Mitch Geller, técnico principal da equipe de saltos ornamentais do Canadá afirma que, em relação ao vírus zika e ao mosquito Aedes aegypti, tanto ele quanto seus atletas não se sentem inseguros por estarem no Brasil.

A delegação canadense, assim como as equipes da Venezuela, Austrália, Polônia, Geórgia e Grécia, optou por fazer a aclimatação para a Copa do Mundo (que também será o evento-teste da modalidade para os Jogos Olímpicos Rio 2016) no Centro de Excelência em Saltos Ornamentais, na Universidade de Brasília (UnB). A competição no Rio de Janeiro, de 19 a 24 de fevereiro, reunirá 270 atletas, de 50 países, entre eles campeões olímpicos e mundiais.

“Estamos aqui com um objetivo, que é nos preparar para a Copa do Mundo e nos classificar para os Jogos Olímpicos. Vimos as notícias na imprensa, em casa, e sabemos que temos que tomar certas precauções, como usar repelentes…”, afirmou Mitch Geller, técnico canadense.

Mitch ainda lembra que o Canadá já passou por deste gênero e que assuntos relativos à propagação de um vírus em nível mundial tendem a causar pânico mas, em muitos casos, as previsões mais pessimistas acabam não se concretizando. “Nós vivemos algo parecido no Canadá com o SARS (Síndrome respiratória aguda grave)”, lembrou Mitch, que foi categórico em relação ao vírus Zika.

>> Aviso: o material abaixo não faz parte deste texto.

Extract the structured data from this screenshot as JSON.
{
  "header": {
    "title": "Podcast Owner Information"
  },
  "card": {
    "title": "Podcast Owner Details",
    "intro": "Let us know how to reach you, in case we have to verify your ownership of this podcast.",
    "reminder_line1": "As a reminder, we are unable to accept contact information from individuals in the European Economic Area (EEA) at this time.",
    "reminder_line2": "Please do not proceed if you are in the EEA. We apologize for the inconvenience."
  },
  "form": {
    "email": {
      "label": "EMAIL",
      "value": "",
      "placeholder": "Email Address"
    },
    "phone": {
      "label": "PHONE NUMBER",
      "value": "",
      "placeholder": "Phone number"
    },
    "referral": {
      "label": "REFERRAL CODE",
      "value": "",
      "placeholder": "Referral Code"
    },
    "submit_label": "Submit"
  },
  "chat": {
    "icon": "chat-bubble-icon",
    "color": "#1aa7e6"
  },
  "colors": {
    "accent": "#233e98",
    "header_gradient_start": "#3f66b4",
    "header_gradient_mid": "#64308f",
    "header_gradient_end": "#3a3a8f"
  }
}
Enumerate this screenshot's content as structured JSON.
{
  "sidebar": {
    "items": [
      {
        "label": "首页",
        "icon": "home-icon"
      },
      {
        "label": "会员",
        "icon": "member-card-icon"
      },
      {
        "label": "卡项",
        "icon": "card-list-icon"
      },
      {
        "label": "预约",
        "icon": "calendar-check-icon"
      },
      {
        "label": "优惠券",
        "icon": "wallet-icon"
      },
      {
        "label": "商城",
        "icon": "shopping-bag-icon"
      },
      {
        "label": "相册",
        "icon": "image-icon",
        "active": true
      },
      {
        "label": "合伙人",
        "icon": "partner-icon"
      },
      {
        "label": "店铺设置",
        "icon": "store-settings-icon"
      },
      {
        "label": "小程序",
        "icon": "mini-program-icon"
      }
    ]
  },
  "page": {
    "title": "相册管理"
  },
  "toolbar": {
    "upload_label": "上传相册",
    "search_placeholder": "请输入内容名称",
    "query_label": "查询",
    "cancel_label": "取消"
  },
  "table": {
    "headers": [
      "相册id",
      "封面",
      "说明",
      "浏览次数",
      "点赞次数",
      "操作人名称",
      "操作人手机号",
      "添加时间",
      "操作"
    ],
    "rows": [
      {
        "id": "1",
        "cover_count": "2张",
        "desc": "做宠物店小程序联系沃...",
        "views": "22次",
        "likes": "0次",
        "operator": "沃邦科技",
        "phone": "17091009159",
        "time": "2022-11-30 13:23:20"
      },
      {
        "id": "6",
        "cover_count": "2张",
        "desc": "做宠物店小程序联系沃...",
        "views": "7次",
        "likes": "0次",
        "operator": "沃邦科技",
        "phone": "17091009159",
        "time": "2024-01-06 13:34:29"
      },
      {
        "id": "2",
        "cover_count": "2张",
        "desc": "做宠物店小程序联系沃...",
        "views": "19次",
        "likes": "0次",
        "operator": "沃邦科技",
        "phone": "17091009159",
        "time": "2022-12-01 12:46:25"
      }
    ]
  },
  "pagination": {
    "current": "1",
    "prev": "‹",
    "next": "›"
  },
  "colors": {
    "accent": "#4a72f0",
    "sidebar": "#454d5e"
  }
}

“Isso não é algo em que estamos nos focando ou que nos deixa ansiosos. Não acho que nossos atletas estão realmente preocupados. Francamente, acho que as medidas apropriadas estão sendo adotadas e vamos nos focar apenas no nosso evento. Eu acho que se houvesse um perigo real teríamos ouvido não apenas da mídia, mas por declarações do nosso governo. E eles não nos disseram para ficar longe do Brasil de maneira alguma”, encerrou o canadense.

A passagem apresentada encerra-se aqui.